Cisco report highlights cybersecurity readiness gap among South African SMBs

Limited digital skills and fragmented security systems are leaving smaller businesses exposed to evolving cyber risks.

Small and medium-sized businesses (SMBs) in South Africa continue to face significant cybersecurity challenges, according to new findings from Cisco’s Cybersecurity Readiness Index 2025. The report shows that fewer than 4% of local SMBs demonstrate a mature level of preparedness against cyber threats, a lower rate than the 6% recorded among larger enterprises.

The data indicates that a shortage of skilled cybersecurity professionals remains one of the main barriers to resilience. About 79% of SMBs and 76% of larger firms reported a lack of qualified personnel capable of managing and responding to digital threats.

Cyberattacks in South Africa are becoming more complex and diverse, ranging from phishing and ransomware to AI-driven intrusions targeting business networks. Many smaller companies lack the resources to implement comprehensive defences, and a large portion underestimate their exposure to cyber risks.

Maritza van Wyk, Leader of Sales for SMB at Cisco Africa, said that the widening gap in preparedness leaves smaller organisations particularly exposed.

“Decision-makers need to move beyond basic protection measures, as AI-powered attacks are increasingly sophisticated and harder to detect. The consequences of a successful breach can be operational, legal and financial,” she explained.

According to Cisco’s survey, 46% of South African SMBs experienced a cyber incident in the past two years, compared with 63% of large companies. Yet despite this exposure, many smaller organisations still invest less in security technologies. Only 28% of local SMBs reached the second-highest stage of cybersecurity readiness, compared to 47% of larger enterprises.

While most businesses acknowledge the importance of modernising their systems, fewer are taking concrete steps. About 61% of SMBs plan to upgrade existing security solutions, versus 71% among larger companies. Similarly, only 48% of smaller firms intend to invest in AI-based protection tools, compared to 58% of larger peers.

The report also found that 72% of SMBs believe their current defences are sufficient, despite evidence to the contrary. Van Wyk noted that such overconfidence can delay crucial improvements and increase the potential impact of attacks.

“Without proactive preparation, even a single incident can cause long-term disruption and reputational harm,” she said.

Cisco’s research highlights another structural issue: the growing complexity of security environments.
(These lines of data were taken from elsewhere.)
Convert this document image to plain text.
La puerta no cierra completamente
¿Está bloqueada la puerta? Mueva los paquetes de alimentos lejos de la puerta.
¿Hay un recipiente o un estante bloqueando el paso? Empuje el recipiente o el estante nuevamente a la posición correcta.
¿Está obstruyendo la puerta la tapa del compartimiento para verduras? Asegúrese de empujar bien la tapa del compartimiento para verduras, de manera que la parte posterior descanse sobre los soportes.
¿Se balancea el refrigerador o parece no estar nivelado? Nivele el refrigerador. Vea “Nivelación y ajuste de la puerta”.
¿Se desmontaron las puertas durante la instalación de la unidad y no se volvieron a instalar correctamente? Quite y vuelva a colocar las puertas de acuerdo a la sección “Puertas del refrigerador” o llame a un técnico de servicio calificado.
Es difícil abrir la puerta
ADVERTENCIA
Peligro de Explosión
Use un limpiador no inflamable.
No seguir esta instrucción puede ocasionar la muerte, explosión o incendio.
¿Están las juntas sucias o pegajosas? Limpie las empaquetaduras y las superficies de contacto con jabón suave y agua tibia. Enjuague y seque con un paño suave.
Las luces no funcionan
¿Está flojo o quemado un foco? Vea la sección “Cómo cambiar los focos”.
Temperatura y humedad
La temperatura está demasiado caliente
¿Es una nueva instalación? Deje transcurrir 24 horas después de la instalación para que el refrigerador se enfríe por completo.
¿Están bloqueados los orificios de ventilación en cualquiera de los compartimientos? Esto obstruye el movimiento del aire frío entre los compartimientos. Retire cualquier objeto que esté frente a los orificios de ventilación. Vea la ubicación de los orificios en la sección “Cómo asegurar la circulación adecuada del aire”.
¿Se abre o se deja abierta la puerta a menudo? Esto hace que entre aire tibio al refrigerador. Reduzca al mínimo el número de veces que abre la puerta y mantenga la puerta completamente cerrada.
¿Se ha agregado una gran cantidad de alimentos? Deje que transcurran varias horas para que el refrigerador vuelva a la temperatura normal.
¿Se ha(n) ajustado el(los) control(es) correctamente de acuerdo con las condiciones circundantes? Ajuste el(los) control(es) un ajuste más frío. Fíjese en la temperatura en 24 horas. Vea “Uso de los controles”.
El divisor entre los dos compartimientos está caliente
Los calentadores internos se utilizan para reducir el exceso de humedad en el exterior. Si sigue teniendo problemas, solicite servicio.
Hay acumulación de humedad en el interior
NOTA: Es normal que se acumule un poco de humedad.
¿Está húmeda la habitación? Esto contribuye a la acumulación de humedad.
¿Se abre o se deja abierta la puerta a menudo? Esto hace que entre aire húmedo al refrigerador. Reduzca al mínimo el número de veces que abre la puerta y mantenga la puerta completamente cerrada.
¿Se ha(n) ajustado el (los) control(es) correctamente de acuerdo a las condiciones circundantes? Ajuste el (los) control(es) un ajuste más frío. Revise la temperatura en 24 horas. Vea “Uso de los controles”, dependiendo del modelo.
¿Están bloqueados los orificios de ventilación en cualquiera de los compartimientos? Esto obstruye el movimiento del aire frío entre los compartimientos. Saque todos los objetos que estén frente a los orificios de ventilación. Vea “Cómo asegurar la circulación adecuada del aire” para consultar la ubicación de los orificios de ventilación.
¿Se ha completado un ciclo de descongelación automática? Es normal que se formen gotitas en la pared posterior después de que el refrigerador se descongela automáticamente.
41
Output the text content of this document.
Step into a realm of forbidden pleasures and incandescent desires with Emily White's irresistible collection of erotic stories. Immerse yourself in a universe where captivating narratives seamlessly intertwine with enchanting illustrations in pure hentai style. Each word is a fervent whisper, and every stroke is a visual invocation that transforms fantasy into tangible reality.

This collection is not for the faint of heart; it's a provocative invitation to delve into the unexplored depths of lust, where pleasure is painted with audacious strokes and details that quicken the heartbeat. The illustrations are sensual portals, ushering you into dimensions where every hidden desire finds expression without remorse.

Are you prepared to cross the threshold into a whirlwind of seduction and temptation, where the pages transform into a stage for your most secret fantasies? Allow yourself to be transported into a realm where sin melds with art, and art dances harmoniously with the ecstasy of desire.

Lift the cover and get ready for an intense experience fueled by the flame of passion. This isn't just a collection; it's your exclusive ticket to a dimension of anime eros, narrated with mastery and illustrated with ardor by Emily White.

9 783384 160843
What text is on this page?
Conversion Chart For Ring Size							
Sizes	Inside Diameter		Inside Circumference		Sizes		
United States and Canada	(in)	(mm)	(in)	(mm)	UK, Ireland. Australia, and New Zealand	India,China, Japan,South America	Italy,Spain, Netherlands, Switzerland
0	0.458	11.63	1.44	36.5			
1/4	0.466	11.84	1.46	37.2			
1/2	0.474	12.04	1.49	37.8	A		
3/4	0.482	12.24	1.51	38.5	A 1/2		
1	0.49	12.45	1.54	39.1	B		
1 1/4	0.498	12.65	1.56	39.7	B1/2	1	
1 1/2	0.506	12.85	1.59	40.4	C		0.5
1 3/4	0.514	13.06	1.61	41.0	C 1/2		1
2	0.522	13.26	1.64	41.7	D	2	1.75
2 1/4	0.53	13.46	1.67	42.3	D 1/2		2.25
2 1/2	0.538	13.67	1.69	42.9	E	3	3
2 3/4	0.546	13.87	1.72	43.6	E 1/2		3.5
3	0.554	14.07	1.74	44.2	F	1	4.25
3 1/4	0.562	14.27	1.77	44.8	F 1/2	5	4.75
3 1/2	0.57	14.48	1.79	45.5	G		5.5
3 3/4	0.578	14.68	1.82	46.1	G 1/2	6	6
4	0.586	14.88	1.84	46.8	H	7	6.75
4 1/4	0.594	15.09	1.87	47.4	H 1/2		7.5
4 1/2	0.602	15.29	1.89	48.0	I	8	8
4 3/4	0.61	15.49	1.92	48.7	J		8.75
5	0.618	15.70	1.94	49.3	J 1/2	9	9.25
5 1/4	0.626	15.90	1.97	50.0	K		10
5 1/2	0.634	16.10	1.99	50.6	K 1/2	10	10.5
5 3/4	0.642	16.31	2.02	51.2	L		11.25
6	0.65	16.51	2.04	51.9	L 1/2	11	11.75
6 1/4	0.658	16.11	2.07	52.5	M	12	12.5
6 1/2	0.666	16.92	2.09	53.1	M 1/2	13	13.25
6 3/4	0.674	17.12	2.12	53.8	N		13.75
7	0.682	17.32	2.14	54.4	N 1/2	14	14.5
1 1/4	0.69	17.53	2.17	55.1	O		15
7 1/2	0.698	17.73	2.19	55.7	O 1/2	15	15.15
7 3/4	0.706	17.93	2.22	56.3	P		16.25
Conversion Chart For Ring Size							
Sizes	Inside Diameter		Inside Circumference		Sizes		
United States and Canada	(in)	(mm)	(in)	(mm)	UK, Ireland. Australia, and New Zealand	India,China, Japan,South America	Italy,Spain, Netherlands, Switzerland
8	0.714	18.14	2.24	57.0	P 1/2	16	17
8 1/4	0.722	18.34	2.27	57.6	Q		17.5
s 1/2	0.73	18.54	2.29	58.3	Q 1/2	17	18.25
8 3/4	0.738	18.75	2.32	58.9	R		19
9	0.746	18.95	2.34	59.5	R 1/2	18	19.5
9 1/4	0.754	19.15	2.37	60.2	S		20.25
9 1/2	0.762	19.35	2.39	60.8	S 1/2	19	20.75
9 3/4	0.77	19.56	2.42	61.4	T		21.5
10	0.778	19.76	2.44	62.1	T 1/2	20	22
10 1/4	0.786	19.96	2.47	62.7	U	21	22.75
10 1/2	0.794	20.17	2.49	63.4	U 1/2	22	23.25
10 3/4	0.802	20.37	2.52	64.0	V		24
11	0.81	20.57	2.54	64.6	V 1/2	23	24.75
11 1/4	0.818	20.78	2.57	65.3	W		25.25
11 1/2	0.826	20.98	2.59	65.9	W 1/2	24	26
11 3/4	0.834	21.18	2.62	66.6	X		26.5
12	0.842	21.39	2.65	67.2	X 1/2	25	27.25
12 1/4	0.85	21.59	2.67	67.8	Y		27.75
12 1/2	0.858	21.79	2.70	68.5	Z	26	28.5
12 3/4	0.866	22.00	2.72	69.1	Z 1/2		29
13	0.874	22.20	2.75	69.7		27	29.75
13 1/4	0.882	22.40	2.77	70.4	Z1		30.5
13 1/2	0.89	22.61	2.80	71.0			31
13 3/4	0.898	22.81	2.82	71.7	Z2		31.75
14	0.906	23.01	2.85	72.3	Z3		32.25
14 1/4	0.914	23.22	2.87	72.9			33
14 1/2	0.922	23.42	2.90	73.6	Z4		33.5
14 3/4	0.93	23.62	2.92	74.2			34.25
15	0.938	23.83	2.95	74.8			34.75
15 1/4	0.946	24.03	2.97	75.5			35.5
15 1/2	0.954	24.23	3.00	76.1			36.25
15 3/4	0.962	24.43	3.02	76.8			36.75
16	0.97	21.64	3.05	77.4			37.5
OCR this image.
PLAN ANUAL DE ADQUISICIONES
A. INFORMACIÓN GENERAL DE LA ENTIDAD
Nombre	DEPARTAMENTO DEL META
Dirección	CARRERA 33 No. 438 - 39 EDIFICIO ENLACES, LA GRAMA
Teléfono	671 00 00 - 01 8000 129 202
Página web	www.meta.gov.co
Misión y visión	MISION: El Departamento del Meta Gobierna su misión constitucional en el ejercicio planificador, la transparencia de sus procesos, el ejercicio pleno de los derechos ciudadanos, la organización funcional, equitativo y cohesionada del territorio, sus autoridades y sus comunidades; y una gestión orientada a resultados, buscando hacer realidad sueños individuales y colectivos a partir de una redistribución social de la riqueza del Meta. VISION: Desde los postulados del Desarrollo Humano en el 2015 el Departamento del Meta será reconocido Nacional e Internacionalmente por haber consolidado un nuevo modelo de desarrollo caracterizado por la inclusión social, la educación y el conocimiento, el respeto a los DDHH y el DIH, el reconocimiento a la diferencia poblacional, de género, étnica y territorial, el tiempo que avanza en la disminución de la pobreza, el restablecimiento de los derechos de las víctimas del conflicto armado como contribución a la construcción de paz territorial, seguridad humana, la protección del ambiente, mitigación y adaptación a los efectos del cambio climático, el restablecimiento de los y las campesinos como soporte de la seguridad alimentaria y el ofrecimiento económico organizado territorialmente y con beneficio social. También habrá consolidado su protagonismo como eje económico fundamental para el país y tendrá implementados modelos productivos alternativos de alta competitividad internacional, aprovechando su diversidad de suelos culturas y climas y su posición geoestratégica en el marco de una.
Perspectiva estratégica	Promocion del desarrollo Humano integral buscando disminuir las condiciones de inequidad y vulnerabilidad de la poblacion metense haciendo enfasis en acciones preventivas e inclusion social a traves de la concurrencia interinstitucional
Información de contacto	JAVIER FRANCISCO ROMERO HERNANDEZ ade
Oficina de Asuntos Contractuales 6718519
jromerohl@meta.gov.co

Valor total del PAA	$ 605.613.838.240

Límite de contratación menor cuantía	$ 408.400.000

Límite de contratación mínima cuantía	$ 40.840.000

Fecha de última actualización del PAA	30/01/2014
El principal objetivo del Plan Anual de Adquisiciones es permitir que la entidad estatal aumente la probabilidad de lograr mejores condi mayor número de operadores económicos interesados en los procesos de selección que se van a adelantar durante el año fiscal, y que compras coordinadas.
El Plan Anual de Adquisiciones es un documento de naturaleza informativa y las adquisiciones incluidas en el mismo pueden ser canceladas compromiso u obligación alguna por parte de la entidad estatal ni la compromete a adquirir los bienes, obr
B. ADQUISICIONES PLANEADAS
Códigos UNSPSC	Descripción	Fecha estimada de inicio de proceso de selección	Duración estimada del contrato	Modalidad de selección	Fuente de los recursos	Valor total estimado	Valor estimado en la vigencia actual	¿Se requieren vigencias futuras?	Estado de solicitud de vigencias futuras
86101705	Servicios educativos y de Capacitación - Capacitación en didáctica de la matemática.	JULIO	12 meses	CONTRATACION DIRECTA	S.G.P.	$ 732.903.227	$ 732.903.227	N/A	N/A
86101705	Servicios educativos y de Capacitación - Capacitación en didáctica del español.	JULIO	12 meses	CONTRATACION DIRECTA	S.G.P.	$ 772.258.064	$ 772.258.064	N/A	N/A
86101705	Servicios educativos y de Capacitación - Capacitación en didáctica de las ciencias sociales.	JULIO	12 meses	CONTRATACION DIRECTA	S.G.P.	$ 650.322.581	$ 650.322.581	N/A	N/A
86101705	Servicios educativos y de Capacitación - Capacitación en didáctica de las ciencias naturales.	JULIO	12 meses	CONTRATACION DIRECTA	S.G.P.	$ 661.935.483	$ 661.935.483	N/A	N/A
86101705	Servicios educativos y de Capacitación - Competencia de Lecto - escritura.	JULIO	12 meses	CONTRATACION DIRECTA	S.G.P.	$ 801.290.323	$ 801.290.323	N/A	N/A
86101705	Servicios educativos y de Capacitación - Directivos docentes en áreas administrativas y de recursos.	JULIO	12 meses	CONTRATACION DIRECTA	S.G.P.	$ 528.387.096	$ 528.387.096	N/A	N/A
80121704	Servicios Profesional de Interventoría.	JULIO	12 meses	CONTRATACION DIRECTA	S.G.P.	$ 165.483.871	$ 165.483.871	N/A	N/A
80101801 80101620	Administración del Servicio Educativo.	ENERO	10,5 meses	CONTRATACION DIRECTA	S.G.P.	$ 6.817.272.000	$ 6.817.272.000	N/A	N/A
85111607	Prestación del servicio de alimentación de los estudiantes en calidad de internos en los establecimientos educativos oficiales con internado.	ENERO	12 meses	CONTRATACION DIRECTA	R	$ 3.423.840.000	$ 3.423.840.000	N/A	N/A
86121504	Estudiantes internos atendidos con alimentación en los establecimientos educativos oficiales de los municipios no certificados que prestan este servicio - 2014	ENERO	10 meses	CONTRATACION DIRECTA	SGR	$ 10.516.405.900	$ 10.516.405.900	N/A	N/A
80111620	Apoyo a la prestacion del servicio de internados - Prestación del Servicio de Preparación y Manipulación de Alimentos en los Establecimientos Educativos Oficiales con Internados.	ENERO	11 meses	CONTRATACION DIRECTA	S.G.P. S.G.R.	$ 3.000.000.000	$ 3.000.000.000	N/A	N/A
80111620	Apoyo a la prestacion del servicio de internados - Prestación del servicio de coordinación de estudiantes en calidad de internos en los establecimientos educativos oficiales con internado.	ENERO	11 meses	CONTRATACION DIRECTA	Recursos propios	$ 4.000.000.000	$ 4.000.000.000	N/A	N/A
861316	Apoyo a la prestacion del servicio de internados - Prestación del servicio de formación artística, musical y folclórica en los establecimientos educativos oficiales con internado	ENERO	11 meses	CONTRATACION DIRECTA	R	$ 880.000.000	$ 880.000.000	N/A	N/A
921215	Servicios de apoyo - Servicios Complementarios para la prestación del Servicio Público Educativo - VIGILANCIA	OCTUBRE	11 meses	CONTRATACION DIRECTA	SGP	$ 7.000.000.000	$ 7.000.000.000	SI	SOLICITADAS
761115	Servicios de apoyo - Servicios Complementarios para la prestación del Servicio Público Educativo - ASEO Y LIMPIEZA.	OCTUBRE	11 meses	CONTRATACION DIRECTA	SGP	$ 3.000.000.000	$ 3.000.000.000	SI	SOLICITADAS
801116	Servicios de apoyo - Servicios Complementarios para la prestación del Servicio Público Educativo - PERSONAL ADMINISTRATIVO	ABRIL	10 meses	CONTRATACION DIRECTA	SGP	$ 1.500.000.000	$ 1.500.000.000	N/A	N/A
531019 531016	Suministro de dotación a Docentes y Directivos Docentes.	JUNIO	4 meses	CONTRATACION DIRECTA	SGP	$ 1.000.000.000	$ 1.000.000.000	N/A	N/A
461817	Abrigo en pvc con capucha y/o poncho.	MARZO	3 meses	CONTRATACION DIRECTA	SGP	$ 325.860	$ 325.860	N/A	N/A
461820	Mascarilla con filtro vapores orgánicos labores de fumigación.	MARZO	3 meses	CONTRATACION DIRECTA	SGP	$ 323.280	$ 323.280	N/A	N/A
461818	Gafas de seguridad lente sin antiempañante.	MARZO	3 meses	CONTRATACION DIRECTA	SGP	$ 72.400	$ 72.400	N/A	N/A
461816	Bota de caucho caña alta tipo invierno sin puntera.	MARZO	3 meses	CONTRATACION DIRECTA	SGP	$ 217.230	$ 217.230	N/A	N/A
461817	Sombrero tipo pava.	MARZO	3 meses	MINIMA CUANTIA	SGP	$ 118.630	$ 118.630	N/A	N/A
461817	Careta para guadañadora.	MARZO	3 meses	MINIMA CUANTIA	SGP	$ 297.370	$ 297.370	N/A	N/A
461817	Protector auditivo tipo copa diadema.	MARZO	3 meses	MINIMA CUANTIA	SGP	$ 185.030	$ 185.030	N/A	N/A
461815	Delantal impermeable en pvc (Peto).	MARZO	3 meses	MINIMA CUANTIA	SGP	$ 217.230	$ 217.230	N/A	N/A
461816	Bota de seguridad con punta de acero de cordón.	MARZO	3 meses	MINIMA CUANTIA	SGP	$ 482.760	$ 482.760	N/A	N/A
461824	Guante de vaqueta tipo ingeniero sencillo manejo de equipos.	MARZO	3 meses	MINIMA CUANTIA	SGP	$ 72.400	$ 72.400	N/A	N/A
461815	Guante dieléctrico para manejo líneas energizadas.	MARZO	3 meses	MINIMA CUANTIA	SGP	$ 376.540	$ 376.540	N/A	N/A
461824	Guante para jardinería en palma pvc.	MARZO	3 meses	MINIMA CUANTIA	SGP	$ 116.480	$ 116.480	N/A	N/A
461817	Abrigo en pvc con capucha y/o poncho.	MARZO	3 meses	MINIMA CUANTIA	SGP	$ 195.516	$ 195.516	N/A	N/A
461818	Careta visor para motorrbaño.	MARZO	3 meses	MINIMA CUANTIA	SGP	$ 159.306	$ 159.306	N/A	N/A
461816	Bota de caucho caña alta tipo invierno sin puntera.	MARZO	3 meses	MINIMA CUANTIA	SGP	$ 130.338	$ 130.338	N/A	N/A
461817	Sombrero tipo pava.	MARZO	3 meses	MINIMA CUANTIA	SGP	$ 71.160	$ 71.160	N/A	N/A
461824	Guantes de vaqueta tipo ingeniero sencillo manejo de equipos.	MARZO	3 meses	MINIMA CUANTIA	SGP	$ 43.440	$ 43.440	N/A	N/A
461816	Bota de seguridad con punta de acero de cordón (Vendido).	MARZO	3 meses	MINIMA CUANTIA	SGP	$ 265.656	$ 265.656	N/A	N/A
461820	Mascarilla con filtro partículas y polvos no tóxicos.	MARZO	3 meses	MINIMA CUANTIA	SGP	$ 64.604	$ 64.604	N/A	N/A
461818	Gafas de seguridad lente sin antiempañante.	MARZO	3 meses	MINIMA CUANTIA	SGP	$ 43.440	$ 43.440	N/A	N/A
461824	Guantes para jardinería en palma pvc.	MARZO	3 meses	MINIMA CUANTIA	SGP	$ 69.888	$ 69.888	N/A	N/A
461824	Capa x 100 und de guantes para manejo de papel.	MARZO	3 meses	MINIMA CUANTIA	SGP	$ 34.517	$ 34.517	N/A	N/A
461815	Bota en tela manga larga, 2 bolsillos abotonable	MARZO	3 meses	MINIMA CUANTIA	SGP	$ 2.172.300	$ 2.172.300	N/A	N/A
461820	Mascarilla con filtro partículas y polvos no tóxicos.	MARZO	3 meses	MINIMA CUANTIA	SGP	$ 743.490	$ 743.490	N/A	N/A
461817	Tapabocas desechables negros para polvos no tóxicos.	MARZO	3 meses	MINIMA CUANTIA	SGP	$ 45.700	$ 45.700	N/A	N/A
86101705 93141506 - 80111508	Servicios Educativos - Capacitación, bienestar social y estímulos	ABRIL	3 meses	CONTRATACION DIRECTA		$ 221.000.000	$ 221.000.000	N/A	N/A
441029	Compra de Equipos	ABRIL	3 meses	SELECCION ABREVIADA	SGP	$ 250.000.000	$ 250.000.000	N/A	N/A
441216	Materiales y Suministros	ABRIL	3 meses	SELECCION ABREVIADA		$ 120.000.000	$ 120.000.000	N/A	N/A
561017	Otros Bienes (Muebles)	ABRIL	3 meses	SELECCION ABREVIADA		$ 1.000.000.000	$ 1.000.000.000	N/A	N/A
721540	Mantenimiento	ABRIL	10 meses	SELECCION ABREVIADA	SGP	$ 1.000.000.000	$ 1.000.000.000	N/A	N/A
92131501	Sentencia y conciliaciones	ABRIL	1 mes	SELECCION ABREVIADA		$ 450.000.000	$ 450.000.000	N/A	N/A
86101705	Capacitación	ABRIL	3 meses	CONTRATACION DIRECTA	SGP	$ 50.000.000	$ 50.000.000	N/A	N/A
Nearly four in ten SMBs operate between 11 and 40 different security solutions, and a smaller segment use more than 70. This fragmented landscape, according to Cisco, often reduces overall effectiveness and increases management burden.

Still, there are signs of progress. Most organisations , 96% of SMBs and 98% of larger firms, plan to recruit or train cybersecurity talent over the next year. For Cisco, the path to stronger resilience lies in aligning technology investments with skills development and system simplification.

“True resilience begins with understanding the risks, building the right capabilities, and ensuring that defences work cohesively when they are needed most,” van Wyk concluded.